The arrival of Wall Street in 2007 was a game changer, but TBI has been extremely slow to respond. Wall Street was suddenly getting upwards of Rp 10.000.000 a year per student- probably around twice as much as TBI per student per month- and it had also reduced its reliance of expensive expat labor by introducing “blended learning”. This meant that much of the teaching was done by computers. They had struck upon a formula which enabled them to change more than TBI or EF had ever dreamed of charging while keeping costs down at the same time by getting computers to replace a portion of face-to-face teaching.
I went to meeting as far back as 2009 where Ibu Mariam, the hapless former TBI Director, acknowledged that TBI needed to introduce ‘blended learning” too if it wanted to see off the challenge from Wall Street. Typically, she said at that time that blended learning was on its way. But when we left the organization in 2012, not only was blended learning nowhere in sight at TBI, but they still had the same slow computers which they’d been using in 2007. Even EF had got with the program and was using new flat-screen computers at some of their branches. Mariam, Luke and their clique have always been long on promises, but like shady politicians they have no integrity and they aren’t as good as their word.

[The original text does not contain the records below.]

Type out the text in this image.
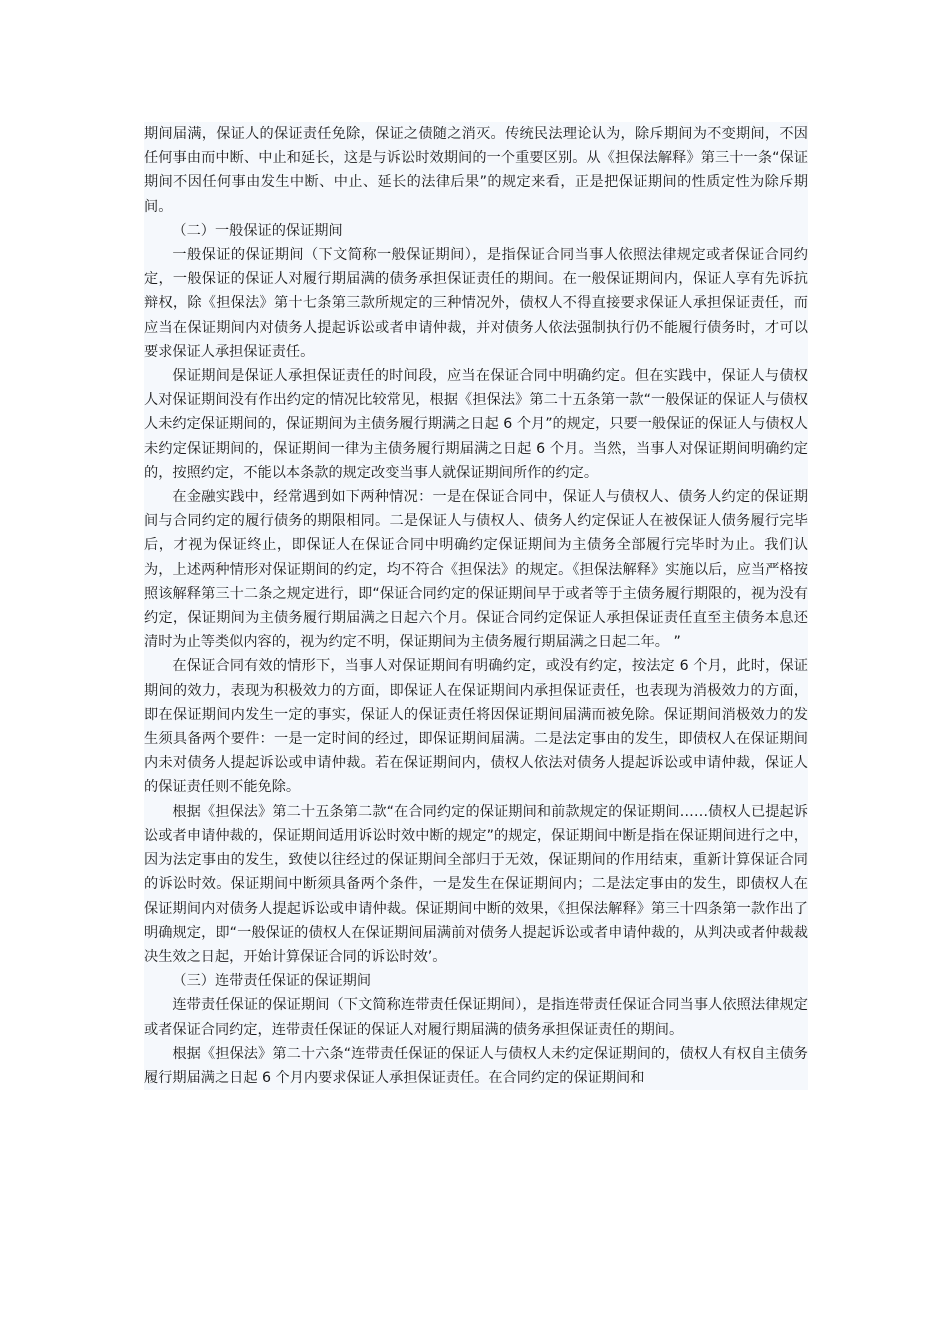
期间届满，保证人的保证责任免除，保证之债随之消灭。传统民法理论认为，除斥期间为不变期间，不因任何事由而中断、中止和延长，这是与诉讼时效期间的一个重要区别。从《担保法解释》第三十一条“保证期间不因任何事由发生中断、中止、延长的法律后果”的规定来看，正是把保证期间的性质定性为除斥期间。

（二）一般保证的保证期间

一般保证的保证期间（下文简称一般保证期间），是指保证合同当事人依照法律规定或者保证合同约定，一般保证的保证人对履行期届满的债务承担保证责任的期间。在一般保证期间内，保证人享有先诉抗辩权，除《担保法》第十七条第三款所规定的三种情况外，债权人不得直接要求保证人承担保证责任，而应当在保证期间内对债务人提起诉讼或者申请仲裁，并对债务人依法强制执行仍不能履行债务时，才可以要求保证人承担保证责任。

保证期间是保证人承担保证责任的时间段，应当在保证合同中明确约定。但在实践中，保证人与债权人对保证期间没有作出约定的情况比较常见，根据《担保法》第二十五条第一款“一般保证的保证人与债权人未约定保证期间的，保证期间为主债务履行期满之日起 6 个月”的规定，只要一般保证的保证人与债权人未约定保证期间的，保证期间一律为主债务履行期届满之日起 6 个月。当然，当事人对保证期间明确约定的，按照约定，不能以本条款的规定改变当事人就保证期间所作的约定。

在金融实践中，经常遇到如下两种情况：一是在保证合同中，保证人与债权人、债务人约定的保证期间与合同约定的履行债务的期限相同。二是保证人与债权人、债务人约定保证人在被保证人债务履行完毕后，才视为保证终止，即保证人在保证合同中明确约定保证期间为主债务全部履行完毕时为止。我们认为，上述两种情形对保证期间的约定，均不符合《担保法》的规定。《担保法解释》实施以后，应当严格按照该解释第三十二条之规定进行，即“保证合同约定的保证期间早于或者等于主债务履行期限的，视为没有约定，保证期间为主债务履行期届满之日起六个月。保证合同约定保证人承担保证责任直至主债务本息还清时为止等类似内容的，视为约定不明，保证期间为主债务履行期届满之日起二年。 ”

在保证合同有效的情形下，当事人对保证期间有明确约定，或没有约定，按法定 6 个月，此时，保证期间的效力，表现为积极效力的方面，即保证人在保证期间内承担保证责任，也表现为消极效力的方面，即在保证期间内发生一定的事实，保证人的保证责任将因保证期间届满而被免除。保证期间消极效力的发生须具备两个要件：一是一定时间的经过，即保证期间届满。二是法定事由的发生，即债权人在保证期间内未对债务人提起诉讼或申请仲裁。若在保证期间内，债权人依法对债务人提起诉讼或申请仲裁，保证人的保证责任则不能免除。

根据《担保法》第二十五条第二款“在合同约定的保证期间和前款规定的保证期间……债权人已提起诉讼或者申请仲裁的，保证期间适用诉讼时效中断的规定”的规定，保证期间中断是指在保证期间进行之中，因为法定事由的发生，致使以往经过的保证期间全部归于无效，保证期间的作用结束，重新计算保证合同的诉讼时效。保证期间中断须具备两个条件，一是发生在保证期间内；二是法定事由的发生，即债权人在保证期间内对债务人提起诉讼或申请仲裁。保证期间中断的效果，《担保法解释》第三十四条第一款作出了明确规定，即“一般保证的债权人在保证期间届满前对债务人提起诉讼或者申请仲裁的，从判决或者仲裁裁决生效之日起，开始计算保证合同的诉讼时效’。

（三）连带责任保证的保证期间

连带责任保证的保证期间（下文简称连带责任保证期间），是指连带责任保证合同当事人依照法律规定或者保证合同约定，连带责任保证的保证人对履行期届满的债务承担保证责任的期间。

根据《担保法》第二十六条“连带责任保证的保证人与债权人未约定保证期间的，债权人有权自主债务履行期届满之日起 6 个月内要求保证人承担保证责任。在合同约定的保证期间和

TBI has long known that Wall Street was a threat but they have done absolutely nothing to mitigate the threat. Not only have they reneged on promises to introduce “blended learning” and buy new technology, they have continually jacked up prices for the same, unimproved service year after year. Each year the command would come from Head Office to hike up prices by 10% even though TBI had invested none of the profits in improving the schools. It became increasingly clear to most managers that they were only interested in milking their existing customer base without improving their facilities and services.

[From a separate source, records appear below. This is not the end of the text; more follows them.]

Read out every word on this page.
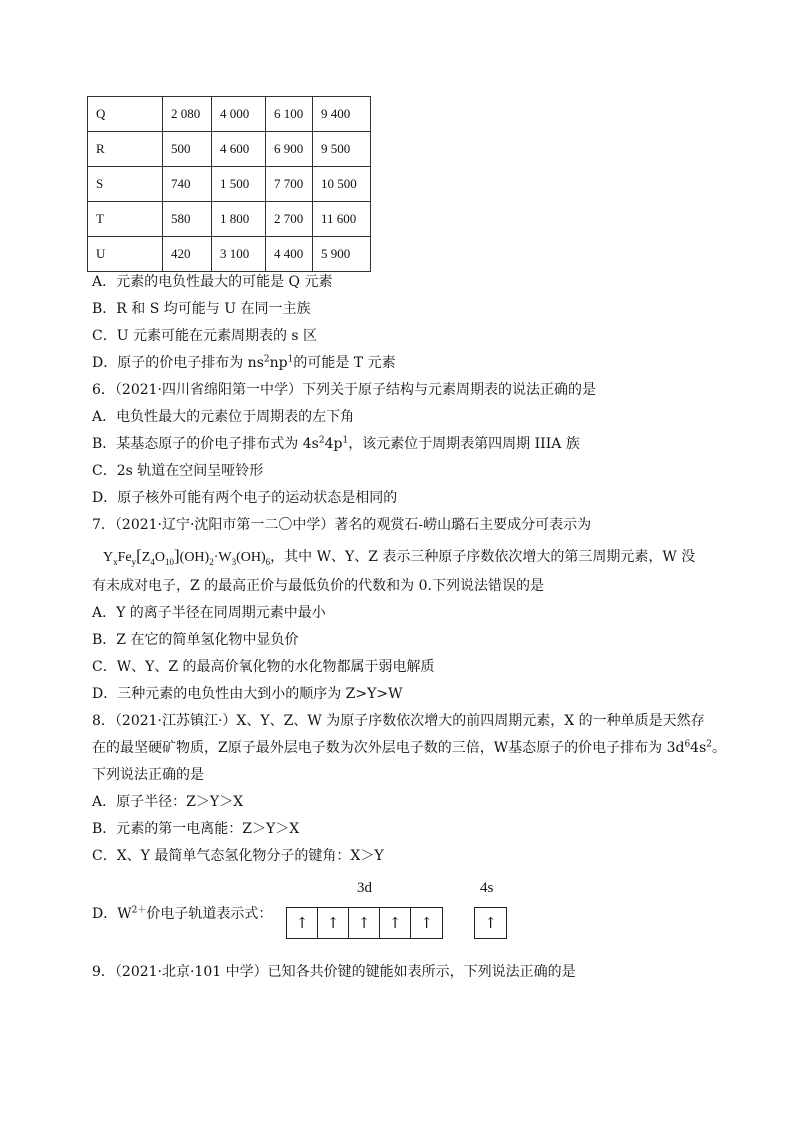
Q	2 080	4 000	6 100	9 400
R	500	4 600	6 900	9 500
S	740	1 500	7 700	10 500
T	580	1 800	2 700	11 600
U	420	3 100	4 400	5 900
A．元素的电负性最大的可能是 Q 元素
B．R 和 S 均可能与 U 在同一主族
C．U 元素可能在元素周期表的 s 区
D．原子的价电子排布为 $ns^2np^1$的可能是 T 元素
6．（2021·四川省绵阳第一中学）下列关于原子结构与元素周期表的说法正确的是
A．电负性最大的元素位于周期表的左下角
B．某基态原子的价电子排布式为 $4s^24p^1$，该元素位于周期表第四周期 IIIA 族
C．2s 轨道在空间呈哑铃形
D．原子核外可能有两个电子的运动状态是相同的
7．（2021·辽宁·沈阳市第一二〇中学）著名的观赏石-崂山璐石主要成分可表示为
$Y_xFe_y[Z_4O_{10}](OH)_2\cdot W_3(OH)_6$，其中 W、Y、Z 表示三种原子序数依次增大的第三周期元素，W 没
有未成对电子，Z 的最高正价与最低负价的代数和为 0.下列说法错误的是
A．Y 的离子半径在同周期元素中最小
B．Z 在它的简单氢化物中显负价
C．W、Y、Z 的最高价氧化物的水化物都属于弱电解质
D．三种元素的电负性由大到小的顺序为 Z>Y>W
8．（2021·江苏镇江·）X、Y、Z、W 为原子序数依次增大的前四周期元素，X 的一种单质是天然存
在的最坚硬矿物质，Z原子最外层电子数为次外层电子数的三倍，W基态原子的价电子排布为 $3d^64s^2$。
下列说法正确的是
A．原子半径：Z＞Y＞X
B．元素的第一电离能：Z＞Y＞X
C．X、Y 最简单气态氢化物分子的键角：X＞Y
D．$W^{2+}$价电子轨道表示式：
3d
↑	↑	↑	↑	↑
4s
↑
9．（2021·北京·101 中学）已知各共价键的键能如表所示，下列说法正确的是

Wall Street has long since overtaken TBI in student numbers. In terms of revenue, it is probably already twice the size as TBI as WSI is acknowledged to be much more expensive than TBI or EF. In terms of the future, we can only expect that this lead will expand, as WSI is planning to expand to TBI’s hometown, Bandung, later this year. With its professional marketing campaign, it will take a nice, juicy chunk out of the Bandung market as well, further eroding TBI’s pretenses to be a “premium” or “upscale” option. As much as they like to vilify whistle blowers and other dissenters, they have brought this dreadful situation on themselves.